India, in stark contrast, have just averaged 373 Covid-19 deaths even as the mean for cases has risen to 14,443 post June 10.
India’s Mortality Rate, at 3, places it at Number 10 among the 25 most severely affected nations in terms of caseload. Just for perspective — it is better than Germany (4.63%), USA (4.87%), China (5.55%) and significantly better than Sweden (8.1%), Spain (9.58%), Mexico (12.28%), UK (14%), Italy (14.45%) and France (18.28%) . These are some of the most developed, advanced and powerful nations with some of the best healthcare facilities in the world.
In terms of Deaths Per 1 Million Population, India (12 deaths per million population) is only lagging behind China (3) and Bangladesh (11). This number is as high as 642 for the UK, 606 for Spain, 575 for Italy, 523 for Sweden, 456 for France and 388 for USA.
Even in terms of Tests Per Death, India has done well as compared to most of the superpowers.
The argument that India could still be under-reporting deaths is baseless as after the recent revision, it is almost impossible to significantly hide any Covid-19 relating fatalities.
There are still many challenges and the fight against the pandemic hasn’t been easy. There have been shortcomings and there are many things India could have done better.

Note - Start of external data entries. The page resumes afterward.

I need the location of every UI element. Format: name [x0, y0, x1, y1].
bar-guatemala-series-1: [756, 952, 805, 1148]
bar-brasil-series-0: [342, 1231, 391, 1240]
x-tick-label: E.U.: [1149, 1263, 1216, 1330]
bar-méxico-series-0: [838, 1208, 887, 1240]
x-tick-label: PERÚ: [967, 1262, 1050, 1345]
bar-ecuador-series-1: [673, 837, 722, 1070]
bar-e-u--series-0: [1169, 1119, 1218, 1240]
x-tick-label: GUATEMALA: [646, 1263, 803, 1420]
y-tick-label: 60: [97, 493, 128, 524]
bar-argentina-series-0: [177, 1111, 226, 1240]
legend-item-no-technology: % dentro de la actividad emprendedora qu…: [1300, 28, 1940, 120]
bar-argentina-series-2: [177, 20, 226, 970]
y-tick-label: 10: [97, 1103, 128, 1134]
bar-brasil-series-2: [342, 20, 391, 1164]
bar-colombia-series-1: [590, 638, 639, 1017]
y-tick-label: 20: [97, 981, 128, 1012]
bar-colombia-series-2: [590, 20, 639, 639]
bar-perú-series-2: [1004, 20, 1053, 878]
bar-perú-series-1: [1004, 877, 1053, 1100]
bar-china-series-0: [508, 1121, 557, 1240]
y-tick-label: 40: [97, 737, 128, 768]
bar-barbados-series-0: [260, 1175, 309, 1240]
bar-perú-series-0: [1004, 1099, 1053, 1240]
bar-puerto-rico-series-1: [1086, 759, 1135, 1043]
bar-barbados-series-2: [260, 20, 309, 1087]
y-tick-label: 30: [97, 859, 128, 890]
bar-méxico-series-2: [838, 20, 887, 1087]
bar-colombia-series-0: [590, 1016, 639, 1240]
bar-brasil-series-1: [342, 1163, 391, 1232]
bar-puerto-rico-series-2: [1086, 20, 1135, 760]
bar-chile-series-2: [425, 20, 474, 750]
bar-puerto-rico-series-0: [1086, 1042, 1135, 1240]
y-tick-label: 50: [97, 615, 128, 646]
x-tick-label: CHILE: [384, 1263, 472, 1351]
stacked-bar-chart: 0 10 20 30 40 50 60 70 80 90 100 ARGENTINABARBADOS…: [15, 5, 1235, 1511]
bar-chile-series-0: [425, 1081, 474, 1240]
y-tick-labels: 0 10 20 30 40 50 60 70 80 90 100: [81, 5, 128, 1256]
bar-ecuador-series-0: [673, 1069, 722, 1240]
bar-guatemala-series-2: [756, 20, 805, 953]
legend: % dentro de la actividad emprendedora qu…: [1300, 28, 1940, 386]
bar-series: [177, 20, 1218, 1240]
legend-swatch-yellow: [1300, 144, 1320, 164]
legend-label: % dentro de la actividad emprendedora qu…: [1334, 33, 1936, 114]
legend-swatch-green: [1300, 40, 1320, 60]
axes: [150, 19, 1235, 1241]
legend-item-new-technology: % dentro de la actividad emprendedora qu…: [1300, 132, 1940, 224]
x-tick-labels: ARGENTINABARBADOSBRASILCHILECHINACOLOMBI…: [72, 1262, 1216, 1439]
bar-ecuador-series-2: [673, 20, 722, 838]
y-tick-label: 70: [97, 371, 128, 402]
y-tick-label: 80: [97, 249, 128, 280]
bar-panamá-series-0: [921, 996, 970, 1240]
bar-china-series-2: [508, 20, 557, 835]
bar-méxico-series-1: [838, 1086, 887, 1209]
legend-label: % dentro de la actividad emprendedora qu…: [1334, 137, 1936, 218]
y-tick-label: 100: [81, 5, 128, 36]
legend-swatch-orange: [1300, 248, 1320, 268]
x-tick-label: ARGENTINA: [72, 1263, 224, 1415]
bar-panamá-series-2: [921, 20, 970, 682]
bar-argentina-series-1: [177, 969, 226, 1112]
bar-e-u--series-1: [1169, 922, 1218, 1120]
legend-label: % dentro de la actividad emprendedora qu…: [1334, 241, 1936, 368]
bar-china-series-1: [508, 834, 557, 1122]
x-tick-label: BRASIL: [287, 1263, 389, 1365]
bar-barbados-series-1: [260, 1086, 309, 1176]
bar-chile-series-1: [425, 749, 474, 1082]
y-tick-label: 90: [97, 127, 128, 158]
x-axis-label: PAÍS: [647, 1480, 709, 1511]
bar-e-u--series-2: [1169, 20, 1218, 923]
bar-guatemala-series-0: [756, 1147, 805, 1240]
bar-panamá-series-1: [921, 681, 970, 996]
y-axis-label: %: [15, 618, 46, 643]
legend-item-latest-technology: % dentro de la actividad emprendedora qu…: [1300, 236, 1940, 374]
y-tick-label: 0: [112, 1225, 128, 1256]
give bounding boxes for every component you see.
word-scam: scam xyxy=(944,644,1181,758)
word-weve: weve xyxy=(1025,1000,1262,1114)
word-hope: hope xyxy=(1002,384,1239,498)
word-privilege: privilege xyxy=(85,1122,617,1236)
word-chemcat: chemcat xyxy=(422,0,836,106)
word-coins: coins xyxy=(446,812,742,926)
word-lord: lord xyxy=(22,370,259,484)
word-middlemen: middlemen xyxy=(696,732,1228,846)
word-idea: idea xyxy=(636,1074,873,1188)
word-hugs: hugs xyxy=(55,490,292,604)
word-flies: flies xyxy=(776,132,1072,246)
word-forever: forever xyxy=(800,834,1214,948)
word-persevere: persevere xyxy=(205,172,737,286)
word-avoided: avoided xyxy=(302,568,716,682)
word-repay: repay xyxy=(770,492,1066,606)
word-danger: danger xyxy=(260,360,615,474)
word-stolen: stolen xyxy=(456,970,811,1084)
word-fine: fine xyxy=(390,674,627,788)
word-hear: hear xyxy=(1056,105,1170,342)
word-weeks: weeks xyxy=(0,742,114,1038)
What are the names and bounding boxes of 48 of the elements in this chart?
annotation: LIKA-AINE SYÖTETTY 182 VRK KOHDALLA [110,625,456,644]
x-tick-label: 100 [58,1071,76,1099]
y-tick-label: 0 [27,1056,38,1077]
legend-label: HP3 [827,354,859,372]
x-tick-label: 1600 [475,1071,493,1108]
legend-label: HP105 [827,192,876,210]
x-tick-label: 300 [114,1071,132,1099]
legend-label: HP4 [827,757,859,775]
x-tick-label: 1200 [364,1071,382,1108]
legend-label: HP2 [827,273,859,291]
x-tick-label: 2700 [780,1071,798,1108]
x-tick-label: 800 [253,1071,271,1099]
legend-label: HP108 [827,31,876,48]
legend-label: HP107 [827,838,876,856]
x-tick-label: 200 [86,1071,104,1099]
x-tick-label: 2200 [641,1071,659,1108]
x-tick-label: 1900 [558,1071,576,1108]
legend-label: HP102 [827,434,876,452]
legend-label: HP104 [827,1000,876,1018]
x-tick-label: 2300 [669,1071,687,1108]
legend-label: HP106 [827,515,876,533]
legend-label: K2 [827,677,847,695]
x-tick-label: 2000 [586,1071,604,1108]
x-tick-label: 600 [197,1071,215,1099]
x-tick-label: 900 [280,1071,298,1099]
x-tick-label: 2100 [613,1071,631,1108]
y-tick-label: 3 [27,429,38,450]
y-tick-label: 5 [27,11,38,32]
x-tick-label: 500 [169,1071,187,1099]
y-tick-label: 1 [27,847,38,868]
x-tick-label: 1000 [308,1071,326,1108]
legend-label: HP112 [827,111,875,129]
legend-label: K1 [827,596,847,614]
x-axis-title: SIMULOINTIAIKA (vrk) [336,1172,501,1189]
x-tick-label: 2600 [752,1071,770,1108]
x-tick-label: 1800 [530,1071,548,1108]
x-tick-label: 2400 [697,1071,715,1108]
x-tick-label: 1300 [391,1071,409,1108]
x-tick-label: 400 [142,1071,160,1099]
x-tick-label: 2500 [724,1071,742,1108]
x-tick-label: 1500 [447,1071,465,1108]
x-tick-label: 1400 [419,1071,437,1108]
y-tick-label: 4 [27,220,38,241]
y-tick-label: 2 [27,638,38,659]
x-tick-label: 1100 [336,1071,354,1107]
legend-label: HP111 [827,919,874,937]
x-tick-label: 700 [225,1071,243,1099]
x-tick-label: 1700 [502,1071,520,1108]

But India has managed to control the number of Covid-19 fatalities. And the major credit has to go to the early and strict lockdown which pushed the peak and gave India time to prepare and ramp up its health infrastructure.
The fact that India, despite all its challenges and constraints, has been able to contain, quite remarkably, the loss of lives due to the virus, remains the silver lining amid all the despair and gloom.